Enviada em 10/07/2021

A PL (Projeto de Lei) 4742/2001 prevê que o assédio moral no trabalho é crime e a pena de detenção pode ser de até dois anos. Entretanto, a prática repetitiva de uma conduta abusiva que atenta contra a dignidade psíquico-emocional do ser humano em seu ambiente de trabalho ainda se faz frequente no cotidiano brasileiro. Assim, torna-se inadiável a diminuição do individualismo e medidas fiscais, com o intuito de extinguir o pensamento egocêntrico que gera a realização de assédios morais e a punição de assediadores.

Primeiramente, averígua-se que a população brasileira exibe comportamento insensível às preocupações dos outros. Em pesquisa realizada pelo G1 aproximadamente 47% dos trabalhadores nacionais declaram adesão à pratica de assédio moral. Essa análise é reflexo da cultura do individualismo empregado na sociedade brasileira a muito tempo, cultura essa que faz com que os indivíduos não se compadeçam com o próximo e achem normal fazer de tudo, incluindo danos mentais, a outras pessoas para que elas próprias se favoreçam.
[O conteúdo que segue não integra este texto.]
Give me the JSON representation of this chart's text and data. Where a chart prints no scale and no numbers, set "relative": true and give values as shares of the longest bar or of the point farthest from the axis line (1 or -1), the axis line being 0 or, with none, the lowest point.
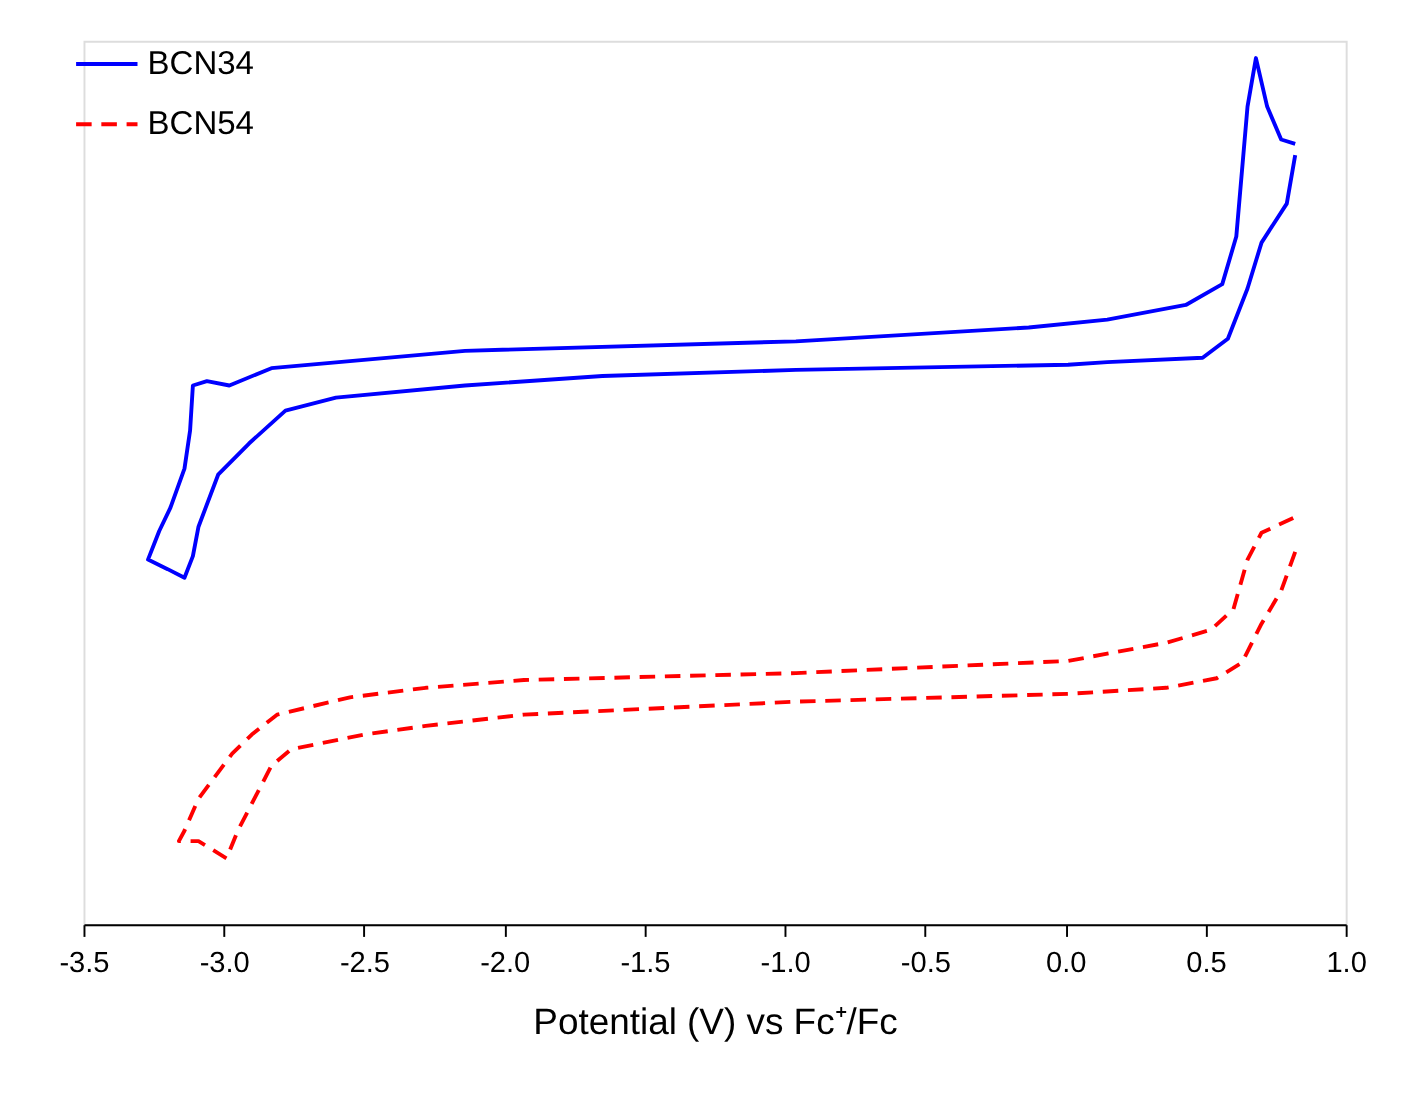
{
  "chart_data": {
    "type": "line",
    "relative": true,
    "xlabel": "Potential (V) vs Fc⁺/Fc",
    "xlim": [
      -3.5,
      1.0
    ],
    "xticks": [
      -3.5,
      {
        "value": -3,
        "label": "-3.0"
      },
      -2.5,
      {
        "value": -2,
        "label": "-2.0"
      },
      -1.5,
      {
        "value": -1,
        "label": "-1.0"
      },
      -0.5,
      {
        "value": 0,
        "label": "0.0"
      },
      0.5,
      {
        "value": 1,
        "label": "1.0"
      }
    ],
    "grid": false,
    "legend": "top left",
    "marker": "none",
    "series": [
      {
        "name": "BCN34",
        "color": "#0000ff",
        "line_style": "solid",
        "x": [
          0.82,
          0.79,
          0.7,
          0.65,
          0.58,
          0.49,
          0.15,
          0.01,
          -0.96,
          -1.65,
          -2.14,
          -2.6,
          -2.78,
          -2.91,
          -3.02,
          -3.09,
          -3.11,
          -3.14,
          -3.2,
          -3.27,
          -3.23,
          -3.19,
          -3.14,
          -3.12,
          -3.11,
          -3.06,
          -2.98,
          -2.83,
          -2.14,
          -0.96,
          -0.13,
          0.15,
          0.43,
          0.56,
          0.61,
          0.65,
          0.68,
          0.72,
          0.77,
          0.82
        ],
        "values": [
          0.888,
          0.832,
          0.787,
          0.734,
          0.676,
          0.654,
          0.649,
          0.646,
          0.64,
          0.633,
          0.622,
          0.608,
          0.593,
          0.555,
          0.519,
          0.459,
          0.425,
          0.4,
          0.41,
          0.421,
          0.454,
          0.481,
          0.526,
          0.57,
          0.622,
          0.627,
          0.622,
          0.642,
          0.662,
          0.673,
          0.689,
          0.698,
          0.715,
          0.739,
          0.794,
          0.944,
          1.0,
          0.944,
          0.906,
          0.901
        ]
      },
      {
        "name": "BCN54",
        "color": "#ff0000",
        "line_style": "dashed",
        "x": [
          0.82,
          0.77,
          0.7,
          0.63,
          0.54,
          0.36,
          0.01,
          -0.96,
          -1.93,
          -2.28,
          -2.5,
          -2.76,
          -2.83,
          -2.95,
          -2.99,
          -3.09,
          -3.16,
          -3.14,
          -3.09,
          -2.97,
          -2.9,
          -2.81,
          -2.55,
          -2.28,
          -1.93,
          -0.96,
          0.01,
          0.36,
          0.52,
          0.6,
          0.65,
          0.7,
          0.82
        ],
        "values": [
          0.43,
          0.385,
          0.347,
          0.302,
          0.284,
          0.273,
          0.266,
          0.257,
          0.242,
          0.229,
          0.219,
          0.202,
          0.183,
          0.108,
          0.076,
          0.096,
          0.096,
          0.108,
          0.145,
          0.197,
          0.219,
          0.242,
          0.262,
          0.273,
          0.282,
          0.29,
          0.304,
          0.325,
          0.34,
          0.364,
          0.421,
          0.452,
          0.47
        ]
      }
    ]
  }
}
Em adição, nota-se que a fiscalização e consequentemente a punição contra o assédio moral são raras. Em dados coletados pelo GEDAF (Grupo de Estudo Dirigidos em Administração Financeira) cerca de 47,3% dos empregados brasileiros já sofreram abusos contra o seu bem-estar psíquico-emocional em serviço; ademais, no estudo produzido pelo site VAGAS 39,6% do assediados relatou que incidente os impossibilitou ou dificultou nos seus respectivos desenvolvimentos no emprego. Os dados obtidos são alarmantes, porém a punição dos criminosos não foi realizada, o que gera a manutenção constante de assediadores que veem no abuso moral uma solução para o seu problema no âmbito profissional.

Entende-se, portanto, que não só a população brasileira deve ser reeducada, quanto à individualidade pela família e Instituições de Ensino, com o intuito de erradicar a presença tão marcante do egocêntrismo nas ações do povo e, portanto, atrofiar a prática do assédio moral; mas também que o Estado em parceria com espaços empregatícios devem disponibilizar fiscais que façam  inspeções regulares, com o intuito de punir devidamente os criminosos como expresso no Projeto de Lei 4742/2001 e, destarte penalizando os assediadores e consequentemente de causar receio em possíveis praticantes.